Scholte Gestalte is a theatrical re-enactment of this investigation, written for actors, chamber choir, small ensemble, electronic signal processors & film projectors. The stage, to be designed and built by Slave Pianos, will be a detailed reconstruction of the intersection in central Amsterdam where the attack took place, the cast & musicians working amid the wreckage of the exploded car, a BMW, which Scholte himself had exhibited as an artwork in the months following the attack.
The proposed work draws musical material from two disparate sources: (a) Scholte’s early work as a musician on the record Above Suspicion by the early eighties post-punk rock band Suspect; and (b) the late choral writing of Carlo Gesualdo, the sixteenth century Italian aristocrat, murderer and, in Stravinsky’s memorable phraseology, “great, if emotionally disequilibrated, composer”.
“I don’t see how you survived,” I told Scholte upon my return. “There was an angel watching over us,” he said, without irony.

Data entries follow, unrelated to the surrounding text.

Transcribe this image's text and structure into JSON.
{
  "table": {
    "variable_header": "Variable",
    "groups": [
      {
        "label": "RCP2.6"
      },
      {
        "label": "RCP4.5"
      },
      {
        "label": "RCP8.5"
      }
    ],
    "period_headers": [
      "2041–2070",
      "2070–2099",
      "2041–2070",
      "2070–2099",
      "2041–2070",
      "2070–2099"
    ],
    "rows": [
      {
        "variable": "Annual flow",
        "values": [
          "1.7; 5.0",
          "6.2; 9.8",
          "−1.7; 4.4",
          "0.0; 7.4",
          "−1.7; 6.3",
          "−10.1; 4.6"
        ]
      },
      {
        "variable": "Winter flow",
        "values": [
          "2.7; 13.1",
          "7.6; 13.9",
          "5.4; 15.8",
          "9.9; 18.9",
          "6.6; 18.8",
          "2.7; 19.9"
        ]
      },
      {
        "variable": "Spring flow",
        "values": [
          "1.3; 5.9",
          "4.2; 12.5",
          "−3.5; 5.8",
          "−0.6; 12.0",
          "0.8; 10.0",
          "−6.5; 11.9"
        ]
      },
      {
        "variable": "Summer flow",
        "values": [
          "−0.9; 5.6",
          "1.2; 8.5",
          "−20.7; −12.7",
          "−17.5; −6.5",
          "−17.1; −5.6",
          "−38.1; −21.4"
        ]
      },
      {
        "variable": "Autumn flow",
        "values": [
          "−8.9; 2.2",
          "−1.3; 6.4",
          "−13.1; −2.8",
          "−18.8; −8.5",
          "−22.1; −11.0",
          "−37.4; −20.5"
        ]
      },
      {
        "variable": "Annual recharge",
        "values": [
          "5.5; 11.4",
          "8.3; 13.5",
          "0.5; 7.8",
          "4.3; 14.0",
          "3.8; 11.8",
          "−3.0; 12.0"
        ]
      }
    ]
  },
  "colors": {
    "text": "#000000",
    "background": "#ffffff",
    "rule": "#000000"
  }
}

Scholte considered a wide array of potential perpetrators; two fellow artists, an art dealer, an art collector, a real-estate speculator, Japanese organized criminals, the West German secret police, one of his assistants, one of his ex-girlfriend’s ex-boyfriends, a poet and an art critic. Despite careful and thorough examination all of these possibilities the crime remained unsolved.
He still seems not to understand the extent to which his success rankled his peers whose careers had failed, but was aware that Amsterdam is no safer now than anywhere else in Europe. “He put in a complete new security system,” says Colin Huizing, an assistant. “Rob is very alert.”
Scholte Getsalte will further consider the bombing and it’s perceived motivations, artistic, sexual, financial, professional, religious & political, in relation to the contemporaneous car bombing campaign in southern Italy that claimed it’s most famous victim, the magistrate Giovanni Falcone, in May 1992, and the protracted and equally inconclusive judicial investigations & prosecutions of Life-Senator and seven time Italian Prime-Minister Giulio Andreotti that began in the 1980s and ran until 2003.